414 A Informação está entre os principais instrumentos de participação democrática. Não é pensável participação alguma sem o conhecimento dos problemas da comunidade política, dos dados de fato e das várias propostas de solução dos problemas. É necessário assegurar um real pluralismo neste delicado âmbito da vida social, garantindo uma multiplicidade de formas e de instrumentos no campo da informação e da comunicação, facilitando também condições de igualdade na posse e no uso de tais instrumentos mediante leis apropriadas. Entre os obstáculos que se opõem à realização plena do direito à objetividade da informação [847] , merece especial atenção o fenômeno das concentrações editoriais e televisivas, com perigosos efeitos para o inteiro sistema democrático quando a tal fenômeno correspondem liames cada vez mais estreitos entre a atividade governativa, os poderes financeiros e a informação.
415 Os meios de comunicação social devem ser utilizados para edificar e apoiar a comunidade humana, nos vários setores, economico, politico, cultural, educativo, religioso [848] : «A informação dos meios de comunicação social está a serviço do bem comum. A sociedade tem direito a uma informação fundada sobre a verdade, a liberdade, a justiça e a solidariedade» [849] .
A questão essencial concernente ao atual sistema informativo é se ele contribui a tornar a pessoa humana verdadeiramente melhor, isto é, espiritualmente mais madura, mais consciente da dignidade da sua humanidade, mais responsável, mais aberta aos outros, sobretudo aos mais necessitados e aos mais pobres. Um outro aspecto de grande importância é a necessidade de que as novas tecnologias respeitem as legítimas diferenças culturais.

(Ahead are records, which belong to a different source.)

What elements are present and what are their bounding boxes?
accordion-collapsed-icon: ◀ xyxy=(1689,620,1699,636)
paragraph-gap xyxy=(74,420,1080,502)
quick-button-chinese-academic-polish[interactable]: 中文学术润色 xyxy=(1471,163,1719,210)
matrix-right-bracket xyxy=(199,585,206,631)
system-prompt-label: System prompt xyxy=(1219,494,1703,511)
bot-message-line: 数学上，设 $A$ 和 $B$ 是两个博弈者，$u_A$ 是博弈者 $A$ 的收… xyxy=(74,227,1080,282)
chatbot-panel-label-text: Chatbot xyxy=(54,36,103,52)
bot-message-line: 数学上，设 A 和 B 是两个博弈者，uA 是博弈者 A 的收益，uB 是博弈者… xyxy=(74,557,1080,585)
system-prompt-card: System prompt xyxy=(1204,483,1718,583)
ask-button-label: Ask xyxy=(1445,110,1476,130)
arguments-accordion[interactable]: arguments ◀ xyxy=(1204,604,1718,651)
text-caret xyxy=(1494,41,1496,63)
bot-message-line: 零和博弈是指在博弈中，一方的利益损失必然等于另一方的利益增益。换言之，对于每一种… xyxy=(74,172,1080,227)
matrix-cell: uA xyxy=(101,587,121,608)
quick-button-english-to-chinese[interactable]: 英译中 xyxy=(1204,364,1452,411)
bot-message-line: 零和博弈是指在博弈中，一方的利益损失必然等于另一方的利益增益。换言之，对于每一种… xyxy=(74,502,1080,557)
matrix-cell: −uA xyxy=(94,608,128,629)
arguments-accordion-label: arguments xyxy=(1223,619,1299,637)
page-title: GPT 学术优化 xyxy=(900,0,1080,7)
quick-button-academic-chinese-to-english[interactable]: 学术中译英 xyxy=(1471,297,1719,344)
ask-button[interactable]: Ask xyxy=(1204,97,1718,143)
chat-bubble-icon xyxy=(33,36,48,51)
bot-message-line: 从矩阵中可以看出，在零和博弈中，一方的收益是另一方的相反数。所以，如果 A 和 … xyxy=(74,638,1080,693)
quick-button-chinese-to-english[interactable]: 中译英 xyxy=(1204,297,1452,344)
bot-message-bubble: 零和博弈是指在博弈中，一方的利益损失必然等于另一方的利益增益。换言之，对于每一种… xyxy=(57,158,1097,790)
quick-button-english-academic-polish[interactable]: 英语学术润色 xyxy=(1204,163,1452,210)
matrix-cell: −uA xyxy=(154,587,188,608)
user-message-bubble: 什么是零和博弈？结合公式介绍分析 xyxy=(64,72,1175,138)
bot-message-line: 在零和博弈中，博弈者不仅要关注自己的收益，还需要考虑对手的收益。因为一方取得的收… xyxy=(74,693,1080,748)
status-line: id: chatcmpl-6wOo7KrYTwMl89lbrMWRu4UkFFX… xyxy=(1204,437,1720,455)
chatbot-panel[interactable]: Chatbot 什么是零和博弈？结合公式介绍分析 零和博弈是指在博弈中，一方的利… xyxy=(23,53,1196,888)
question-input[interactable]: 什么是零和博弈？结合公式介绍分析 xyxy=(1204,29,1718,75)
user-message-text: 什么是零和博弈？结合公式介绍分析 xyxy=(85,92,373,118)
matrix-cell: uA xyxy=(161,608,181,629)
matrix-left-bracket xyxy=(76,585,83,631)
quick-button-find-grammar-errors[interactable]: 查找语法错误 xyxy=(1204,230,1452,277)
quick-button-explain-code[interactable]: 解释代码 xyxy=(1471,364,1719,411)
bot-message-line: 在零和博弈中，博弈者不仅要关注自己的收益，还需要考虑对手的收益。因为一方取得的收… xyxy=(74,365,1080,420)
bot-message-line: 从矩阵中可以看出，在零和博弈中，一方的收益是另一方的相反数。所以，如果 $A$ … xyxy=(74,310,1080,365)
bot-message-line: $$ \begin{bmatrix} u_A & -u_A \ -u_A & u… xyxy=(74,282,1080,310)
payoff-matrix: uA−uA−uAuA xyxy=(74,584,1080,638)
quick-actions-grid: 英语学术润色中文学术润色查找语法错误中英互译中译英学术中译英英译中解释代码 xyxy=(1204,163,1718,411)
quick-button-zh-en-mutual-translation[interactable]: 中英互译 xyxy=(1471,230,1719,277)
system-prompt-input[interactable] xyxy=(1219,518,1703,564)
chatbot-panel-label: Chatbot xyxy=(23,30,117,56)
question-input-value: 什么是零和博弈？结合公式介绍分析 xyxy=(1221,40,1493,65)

416 No mondo dos meios de comunicação social as dificuldades intrínsecas da comunicação não raro são agigantadas pela ideologia, pelo desejo de lucro e de controle político, por rivalidades e conflitos entre grupos, e por outros males sociais. Os valores e os princípios morais valem também para o setor das comunicações sociais: «A dimensão ética está relacionada não só ao conteúdo da comunicação (a mensagem) e o processo de comunicação (o modo de comunicar), mas nas questões fundamentais das estruturas e sistemas, que com freqüência incluem grandes problemas de política que dependem da distribuição de tecnologia e produtos sofisticados (quem serão os ricos de informação e os pobres de informação?) » [850] .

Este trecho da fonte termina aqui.